Ultimately the paper fails precisely because it identifies the enormity of the security and defence challenges Europeans face and in so doing unwittingly confirms that security and defence can only be provided by a strong transatlantic alliance. That means an adapted NATO should and must remain the epicentre of Europe’s security and defence, albeit in close partnership with the EU. It will be an adapted NATO that takes as its start-point not the creation of European Security and Defence Union, but rather the equitable sharing of risks and burdens with the US and Canada (Ottawa last week committed to spending 2% GDP on defence by 2025).

Defending Europe or dismantling it?

In conclusion, the Commission’s reflection paper is wholly unrealistic even as a premise for a discussion over the short to medium term future of European security and defence. As such it is yet another doomed-to-fail attempt to re-create the failed 1952-1954 European Defence Community. The likely outcome of this demarche will be some form of hybrid common and collective force which would see European states pooling and sharing far more of their defence effort, and in so doing making them ever more interdependent. On the one hand this would be good, but come a crisis all member-states of the future British-less EU 7 would need to agree to its use. Agile? Responsive? No chance.

There is nothing intrinsically wrong about the EU considering its role in the future defence of Europe. The problem with this paper is that it is has everything to do with the Euro-federalist ambition to replace the nation-state and very little to do with the sound defence of Europe. Indeed, for the Commission’s vision of a European Security and Defence Union to be realised it would need a fully-fledged European government.

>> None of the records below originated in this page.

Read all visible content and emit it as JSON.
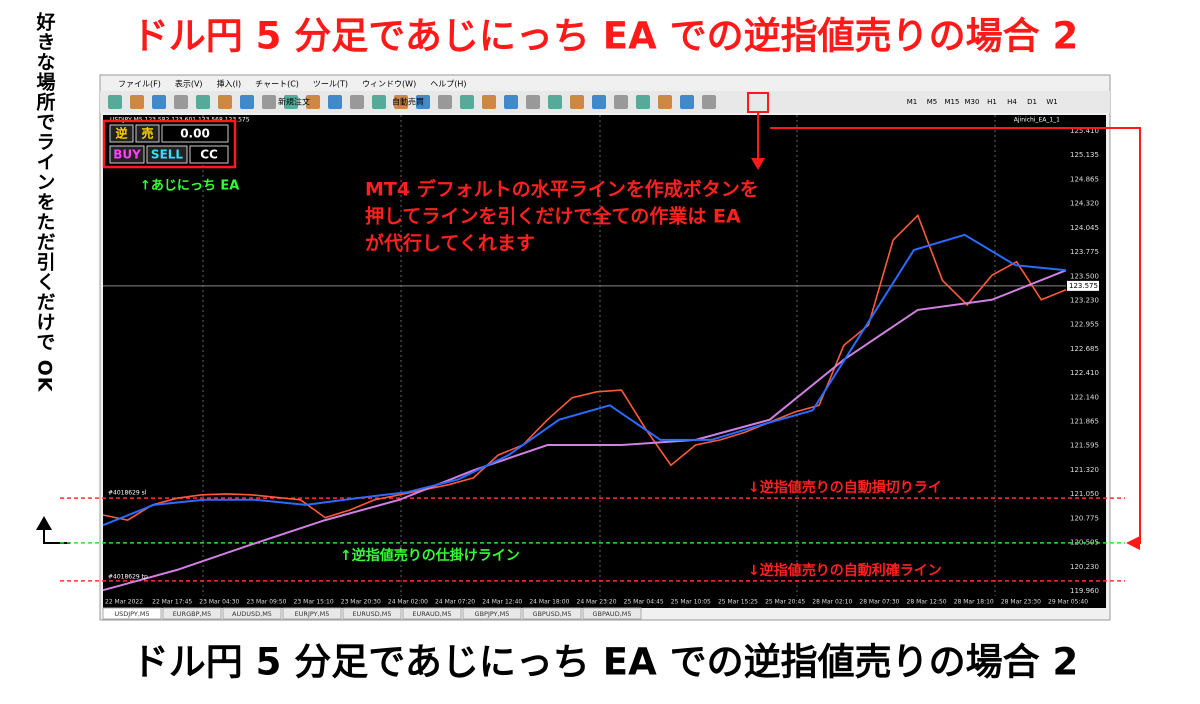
{
  "title_top": "ドル円 5 分足であじにっち EA での逆指値売りの場合 2",
  "title_bottom": "ドル円 5 分足であじにっち EA での逆指値売りの場合 2",
  "side_note": "好きな場所でラインをただ引くだけで OK",
  "menu": [
    "ファイル(F)",
    "表示(V)",
    "挿入(I)",
    "チャート(C)",
    "ツール(T)",
    "ウィンドウ(W)",
    "ヘルプ(H)"
  ],
  "toolbar": {
    "new_order": "新規注文",
    "auto_trade": "自動売買",
    "timeframes": [
      "M1",
      "M5",
      "M15",
      "M30",
      "H1",
      "H4",
      "D1",
      "W1"
    ]
  },
  "chart_header": {
    "symbol": "USDJPY,M5 123.582 123.601 123.568 123.575",
    "ea": "Ajinichi_EA_1_1"
  },
  "ea_panel": {
    "labels": [
      "逆",
      "売"
    ],
    "value": "0.00",
    "buttons": [
      "BUY",
      "SELL",
      "CC"
    ]
  },
  "annotations": {
    "ea": "↑あじにっち EA",
    "note": [
      "MT4 デフォルトの水平ラインを作成ボタンを",
      "押してラインを引くだけで全ての作業は EA",
      "が代行してくれます"
    ],
    "stop_loss": "↓逆指値売りの自動損切りライ",
    "entry": "↑逆指値売りの仕掛けライン",
    "take_profit": "↓逆指値売りの自動利確ライン"
  },
  "order_labels": {
    "sl": "#4018629 sl",
    "tp": "#4018629 tp"
  },
  "chart": {
    "ylim": [
      119.96,
      125.41
    ],
    "price_labels": [
      "125.410",
      "125.135",
      "124.865",
      "124.320",
      "124.045",
      "123.775",
      "123.500",
      "123.230",
      "122.955",
      "122.685",
      "122.410",
      "122.140",
      "121.865",
      "121.595",
      "121.320",
      "121.050",
      "120.775",
      "120.505",
      "120.230",
      "119.960"
    ],
    "time_labels": [
      "22 Mar 2022",
      "22 Mar 17:45",
      "23 Mar 04:30",
      "23 Mar 09:50",
      "23 Mar 15:10",
      "23 Mar 20:30",
      "24 Mar 02:00",
      "24 Mar 07:20",
      "24 Mar 12:40",
      "24 Mar 18:00",
      "24 Mar 23:20",
      "25 Mar 04:45",
      "25 Mar 10:05",
      "25 Mar 15:25",
      "25 Mar 20:45",
      "28 Mar 02:10",
      "28 Mar 07:30",
      "28 Mar 12:50",
      "28 Mar 18:10",
      "28 Mar 23:30",
      "29 Mar 05:40"
    ],
    "current_price": 123.575,
    "levels": [
      {
        "price": 121.06,
        "color": "#ff3030"
      },
      {
        "price": 120.53,
        "color": "#33dd33"
      },
      {
        "price": 120.08,
        "color": "#ff3030"
      }
    ],
    "series": [
      {
        "color": "#ff5a3c",
        "values": [
          120.86,
          120.8,
          120.98,
          121.06,
          121.1,
          121.11,
          121.1,
          121.07,
          121.04,
          120.83,
          120.92,
          121.04,
          121.1,
          121.16,
          121.22,
          121.3,
          121.57,
          121.69,
          121.99,
          122.25,
          122.32,
          122.34,
          121.87,
          121.45,
          121.69,
          121.75,
          121.84,
          121.96,
          122.08,
          122.16,
          122.87,
          123.11,
          124.12,
          124.41,
          123.64,
          123.35,
          123.7,
          123.86,
          123.41,
          123.53
        ]
      },
      {
        "color": "#d080e0",
        "values": [
          119.97,
          120.21,
          120.51,
          120.8,
          121.04,
          121.39,
          121.69,
          121.69,
          121.75,
          121.99,
          122.7,
          123.29,
          123.41,
          123.76
        ]
      },
      {
        "color": "#2a6cff",
        "values": [
          120.74,
          120.98,
          121.04,
          121.04,
          120.98,
          121.06,
          121.13,
          121.28,
          121.57,
          121.99,
          122.16,
          121.75,
          121.75,
          121.93,
          122.1,
          123.05,
          124.0,
          124.18,
          123.82,
          123.76
        ]
      }
    ]
  },
  "tabs": [
    "USDJPY,M5",
    "EURGBP,M5",
    "AUDUSD,M5",
    "EURJPY,M5",
    "EURUSD,M5",
    "EURAUD,M5",
    "GBPJPY,M5",
    "GBPUSD,M5",
    "GBPAUD,M5"
  ]
}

I wonder who that might be.  Consequently, this latest attempt to lead Europeans to defence ‘independence’ from the Americans would result at best in a contemptible European army, held in particular contempt by those two Old Unreliables American and Britain, and dismissed with disdain by Russia, China and much of the rest of the world.

There is a twist to ‘ESDU’. It might actually help strengthen European defence if it goes no further than ‘Security and Defence Co-operation’ or ‘Shared Security and Defence’, especially if by promoting synergies it helps Europeans achieve NATO’s 2%/20% Defence Investment Pledge. However, for that aim to be realised the EU would have to accept that its defence ambition must go no further than becoming the European pillar of the Alliance, and ultimately during crises subordinate to it. Any takers?

The question the paper poses is the right one; how to get Europeans to generate more defence. The answer, sadly and irresponsibly, as is so often the case when the Commission uses defence as a means to a super-state end, completely wrong.